Nonostante le aspettative e le intense trattative diplomatiche delle ultime ore, Stati Uniti e Iran non hanno ancora raggiunto un accordo definitivo sulla guerra in Iran. La riunione convocata da Donald Trump alla Casa Bianca si è conclusa senza una decisione finale, mentre restano aperte diverse questioni chiave che continuano a rallentare il percorso verso un’intesa.
Guerra, sicurezza regionale e dialogo tra Israele e Libano
Parallelamente ai negoziati sul dossier iraniano, gli Stati Uniti stanno intensificando il proprio impegno diplomatico e militare in Medio Oriente. Al Pentagono si è svolto un incontro tra delegazioni militari israeliane e libanesi finalizzato a sostenere il percorso di sicurezza collegato ai colloqui di pace tra i due Paesi.

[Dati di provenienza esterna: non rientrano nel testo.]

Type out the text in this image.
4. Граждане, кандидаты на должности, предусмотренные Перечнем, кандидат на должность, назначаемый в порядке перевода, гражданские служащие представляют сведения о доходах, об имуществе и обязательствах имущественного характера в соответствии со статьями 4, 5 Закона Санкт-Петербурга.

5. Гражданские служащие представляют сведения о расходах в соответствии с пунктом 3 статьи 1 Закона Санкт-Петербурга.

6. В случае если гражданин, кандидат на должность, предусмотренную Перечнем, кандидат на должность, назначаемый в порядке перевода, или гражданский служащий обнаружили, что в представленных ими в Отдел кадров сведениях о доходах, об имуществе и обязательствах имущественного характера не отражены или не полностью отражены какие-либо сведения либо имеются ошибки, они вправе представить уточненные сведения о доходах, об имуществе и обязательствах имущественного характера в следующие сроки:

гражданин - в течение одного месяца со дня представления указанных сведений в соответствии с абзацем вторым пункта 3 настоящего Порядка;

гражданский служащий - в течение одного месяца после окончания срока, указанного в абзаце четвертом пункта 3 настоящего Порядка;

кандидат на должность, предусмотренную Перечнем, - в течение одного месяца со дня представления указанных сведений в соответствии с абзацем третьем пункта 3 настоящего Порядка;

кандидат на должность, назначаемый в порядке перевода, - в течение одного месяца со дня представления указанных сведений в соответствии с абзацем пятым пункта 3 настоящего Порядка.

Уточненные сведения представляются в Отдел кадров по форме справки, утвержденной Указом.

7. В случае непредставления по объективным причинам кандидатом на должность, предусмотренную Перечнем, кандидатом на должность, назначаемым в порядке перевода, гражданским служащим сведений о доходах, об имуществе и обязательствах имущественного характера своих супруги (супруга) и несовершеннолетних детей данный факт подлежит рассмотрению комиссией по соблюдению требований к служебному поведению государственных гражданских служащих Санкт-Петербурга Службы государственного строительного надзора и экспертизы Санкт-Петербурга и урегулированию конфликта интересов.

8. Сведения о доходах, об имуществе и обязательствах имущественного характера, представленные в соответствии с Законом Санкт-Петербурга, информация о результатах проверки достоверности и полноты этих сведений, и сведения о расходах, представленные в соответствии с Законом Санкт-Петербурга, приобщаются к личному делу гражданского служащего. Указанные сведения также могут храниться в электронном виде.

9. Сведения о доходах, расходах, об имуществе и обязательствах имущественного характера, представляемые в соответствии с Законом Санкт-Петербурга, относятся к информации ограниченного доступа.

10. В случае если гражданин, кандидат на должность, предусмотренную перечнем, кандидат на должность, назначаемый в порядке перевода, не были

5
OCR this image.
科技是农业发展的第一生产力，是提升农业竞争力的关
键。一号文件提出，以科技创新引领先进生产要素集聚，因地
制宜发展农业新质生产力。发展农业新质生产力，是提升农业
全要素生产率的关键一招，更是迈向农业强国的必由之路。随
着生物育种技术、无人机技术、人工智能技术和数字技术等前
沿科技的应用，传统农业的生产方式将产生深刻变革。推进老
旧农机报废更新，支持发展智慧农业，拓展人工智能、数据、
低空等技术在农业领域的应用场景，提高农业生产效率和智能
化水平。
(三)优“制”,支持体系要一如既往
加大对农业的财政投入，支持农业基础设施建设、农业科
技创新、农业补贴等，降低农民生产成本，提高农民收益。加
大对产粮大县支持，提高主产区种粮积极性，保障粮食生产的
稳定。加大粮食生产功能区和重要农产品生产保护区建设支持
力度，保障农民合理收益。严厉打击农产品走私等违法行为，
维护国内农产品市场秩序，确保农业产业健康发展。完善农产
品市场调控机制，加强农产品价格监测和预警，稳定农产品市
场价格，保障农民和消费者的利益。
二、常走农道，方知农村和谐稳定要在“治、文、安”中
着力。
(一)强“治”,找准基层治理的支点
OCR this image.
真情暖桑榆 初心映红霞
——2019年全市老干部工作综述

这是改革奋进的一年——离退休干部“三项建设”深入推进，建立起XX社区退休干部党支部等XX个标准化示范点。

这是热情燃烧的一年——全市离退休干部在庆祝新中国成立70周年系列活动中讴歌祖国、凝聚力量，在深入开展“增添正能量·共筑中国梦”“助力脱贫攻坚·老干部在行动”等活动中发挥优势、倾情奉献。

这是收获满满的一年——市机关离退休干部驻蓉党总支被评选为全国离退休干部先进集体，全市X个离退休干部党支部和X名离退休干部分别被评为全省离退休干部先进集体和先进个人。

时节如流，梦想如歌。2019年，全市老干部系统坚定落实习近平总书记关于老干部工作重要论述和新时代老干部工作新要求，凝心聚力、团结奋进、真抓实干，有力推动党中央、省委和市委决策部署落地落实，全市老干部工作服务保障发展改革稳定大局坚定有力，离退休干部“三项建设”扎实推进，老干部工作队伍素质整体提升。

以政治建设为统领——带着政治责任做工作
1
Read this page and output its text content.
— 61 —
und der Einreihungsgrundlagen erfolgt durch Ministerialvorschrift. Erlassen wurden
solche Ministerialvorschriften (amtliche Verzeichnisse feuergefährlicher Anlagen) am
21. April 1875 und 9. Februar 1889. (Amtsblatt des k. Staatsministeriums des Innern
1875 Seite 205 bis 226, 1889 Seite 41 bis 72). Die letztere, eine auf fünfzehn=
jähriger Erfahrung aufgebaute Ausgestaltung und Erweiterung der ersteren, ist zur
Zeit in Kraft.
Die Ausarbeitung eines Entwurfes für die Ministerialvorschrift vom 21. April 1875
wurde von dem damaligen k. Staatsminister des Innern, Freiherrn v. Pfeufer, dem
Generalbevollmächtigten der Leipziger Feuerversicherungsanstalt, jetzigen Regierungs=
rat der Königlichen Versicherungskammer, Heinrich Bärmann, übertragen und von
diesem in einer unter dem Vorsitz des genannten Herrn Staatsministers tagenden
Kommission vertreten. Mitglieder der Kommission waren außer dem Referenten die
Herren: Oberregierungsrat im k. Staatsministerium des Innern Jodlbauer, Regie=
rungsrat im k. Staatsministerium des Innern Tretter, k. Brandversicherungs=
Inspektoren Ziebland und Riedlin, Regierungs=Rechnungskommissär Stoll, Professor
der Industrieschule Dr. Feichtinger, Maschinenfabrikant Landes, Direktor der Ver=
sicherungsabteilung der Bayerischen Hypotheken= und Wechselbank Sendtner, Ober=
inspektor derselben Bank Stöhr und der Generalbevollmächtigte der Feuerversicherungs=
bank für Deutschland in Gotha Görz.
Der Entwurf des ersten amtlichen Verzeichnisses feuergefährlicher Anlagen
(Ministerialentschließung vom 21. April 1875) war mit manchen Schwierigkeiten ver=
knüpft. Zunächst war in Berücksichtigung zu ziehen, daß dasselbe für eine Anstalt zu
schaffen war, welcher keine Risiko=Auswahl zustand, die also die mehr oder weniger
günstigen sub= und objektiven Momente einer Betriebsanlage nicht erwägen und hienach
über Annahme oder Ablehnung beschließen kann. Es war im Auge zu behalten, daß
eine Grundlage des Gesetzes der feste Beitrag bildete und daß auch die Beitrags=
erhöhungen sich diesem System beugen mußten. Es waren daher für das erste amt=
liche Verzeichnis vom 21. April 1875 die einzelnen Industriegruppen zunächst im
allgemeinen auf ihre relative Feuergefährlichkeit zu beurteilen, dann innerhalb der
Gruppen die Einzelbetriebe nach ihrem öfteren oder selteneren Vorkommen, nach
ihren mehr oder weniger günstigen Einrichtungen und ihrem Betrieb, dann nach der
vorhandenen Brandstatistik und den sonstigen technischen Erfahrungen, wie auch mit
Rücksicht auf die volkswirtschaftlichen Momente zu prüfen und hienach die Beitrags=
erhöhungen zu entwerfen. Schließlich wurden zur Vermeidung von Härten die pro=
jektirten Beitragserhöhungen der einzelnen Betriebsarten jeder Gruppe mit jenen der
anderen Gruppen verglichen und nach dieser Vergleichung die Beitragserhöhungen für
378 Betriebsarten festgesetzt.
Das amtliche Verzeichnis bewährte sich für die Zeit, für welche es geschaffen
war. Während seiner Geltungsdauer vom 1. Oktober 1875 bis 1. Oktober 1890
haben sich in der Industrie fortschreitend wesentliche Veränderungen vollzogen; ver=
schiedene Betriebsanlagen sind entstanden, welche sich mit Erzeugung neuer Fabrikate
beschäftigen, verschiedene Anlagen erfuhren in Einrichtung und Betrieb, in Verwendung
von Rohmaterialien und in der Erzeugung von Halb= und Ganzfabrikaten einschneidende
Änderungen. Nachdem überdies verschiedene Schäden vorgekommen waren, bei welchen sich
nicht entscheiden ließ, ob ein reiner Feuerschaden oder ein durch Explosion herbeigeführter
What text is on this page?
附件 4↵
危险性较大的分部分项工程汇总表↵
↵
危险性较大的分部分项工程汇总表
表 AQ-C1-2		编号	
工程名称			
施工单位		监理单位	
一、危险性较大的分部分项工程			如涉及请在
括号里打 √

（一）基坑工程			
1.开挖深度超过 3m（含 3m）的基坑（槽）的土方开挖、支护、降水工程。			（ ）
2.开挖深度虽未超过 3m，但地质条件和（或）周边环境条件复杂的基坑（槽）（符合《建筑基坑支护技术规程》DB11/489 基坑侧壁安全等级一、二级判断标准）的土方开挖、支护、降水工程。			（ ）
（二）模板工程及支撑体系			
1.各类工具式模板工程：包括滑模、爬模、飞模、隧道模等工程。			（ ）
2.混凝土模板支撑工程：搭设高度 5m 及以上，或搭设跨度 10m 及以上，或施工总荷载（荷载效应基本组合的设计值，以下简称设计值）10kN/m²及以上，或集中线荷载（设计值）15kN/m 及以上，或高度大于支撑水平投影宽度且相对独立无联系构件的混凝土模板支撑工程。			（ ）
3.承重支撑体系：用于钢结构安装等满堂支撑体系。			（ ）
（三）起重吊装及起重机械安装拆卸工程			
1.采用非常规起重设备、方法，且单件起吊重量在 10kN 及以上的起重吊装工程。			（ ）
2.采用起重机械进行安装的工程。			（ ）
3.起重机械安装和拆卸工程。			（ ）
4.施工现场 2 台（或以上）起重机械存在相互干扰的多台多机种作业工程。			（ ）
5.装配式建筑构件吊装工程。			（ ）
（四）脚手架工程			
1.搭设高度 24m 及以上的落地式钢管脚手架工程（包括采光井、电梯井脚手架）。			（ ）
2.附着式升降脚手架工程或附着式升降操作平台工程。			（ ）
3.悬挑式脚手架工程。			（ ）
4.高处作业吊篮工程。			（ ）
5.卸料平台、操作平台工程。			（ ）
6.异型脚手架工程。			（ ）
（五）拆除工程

Il vicesegretario di Stato Elbridge Colby ha definito i colloqui “produttivi”, spiegando che le discussioni contribuiranno a delineare il successivo percorso politico guidato dal Dipartimento di Stato. Colby ha inoltre ribadito il sostegno americano alla sovranità del Libano e agli sforzi per rafforzare la stabilità dell’area.
Anche il Pentagono ha confermato che gli incontri si sono concentrati sulla costruzione di meccanismi concreti per la sicurezza regionale, evitando però di annunciare risultati specifici.
Le conclusioni emerse dai colloqui militari saranno utilizzate come base per i negoziati politici previsti nei prossimi giorni. Nel frattempo, sul terreno continuano le operazioni dell’esercito israeliano in Libano: secondo le informazioni disponibili, le forze dell’Idf hanno oltrepassato il fiume Litani e consolidato il controllo di alcune alture strategiche.
L’evoluzione della situazione regionale resta quindi strettamente legata sia agli sviluppi diplomatici tra Stati Uniti e Iran sia ai tentativi di costruire un quadro di sicurezza più stabile tra Israele e Libano.
Guerra Iran, nulla di fatto sullo stop: perché Trump non ha ancora firmato l’accordo
Le trattative tra Washington e Teheran proseguono, ma un accordo definitivo non è stato ancora raggiunto. Donald Trump ha ribadito le condizioni considerate imprescindibili dagli Stati Uniti: l’Iran dovrà rinunciare definitivamente alle armi nucleari, eliminare le proprie scorte di uranio arricchito, garantire la libertà di navigazione nello Stretto di Hormuz e consentire le operazioni di sminamento, senza ottenere nuovi finanziamenti da parte americana. Attraverso un messaggio pubblicato su Truth, il presidente statunitense ha sottolineato che “L’Iran deve accettare”. Tuttavia, secondo il New York Times, la riunione di circa due ore svoltasi nella Situation Room della Casa Bianca non ha prodotto una decisione conclusiva sul possibile accordo.
L’amministrazione americana ritiene di essere vicina a un’intesa, ma restano aperte alcune questioni delicate, tra cui lo sblocco dei fondi iraniani congelati in Qatar. Fonti citate dal New York Post affermano che Stati Uniti e Iran non sono mai stati così prossimi alla definizione di un memorandum d’intesa, mentre il Washington Times riferisce che una bozza di accordo sarebbe già stata predisposta. Da parte iraniana, il portavoce del ministero degli Esteri, Ismail Baghaei, ha precisato che “Lo scambio di messaggi tra Iran e Stati Uniti è ancora in corso e l’intesa non è stata ancora finalizzata”.
Sul fronte americano, il segretario al Tesoro Scott Bessent ha indicato tre possibili sviluppi della crisi: “accordo, non accordo o azione cinetica”. Nel frattempo, la Casa Bianca mantiene una linea prudente: un funzionario ha dichiarato alla CNN che Trump accetterà esclusivamente un’intesa che rispetti le sue “linee rosse” e che sia vantaggiosa per gli interessi degli Stati Uniti. Anche il segretario alla Difesa Pete Hegseth ha ribadito che il presidente “è paziente nella ricerca di un accordo importante con l’Iran”, purché il risultato finale sia favorevole a Washington.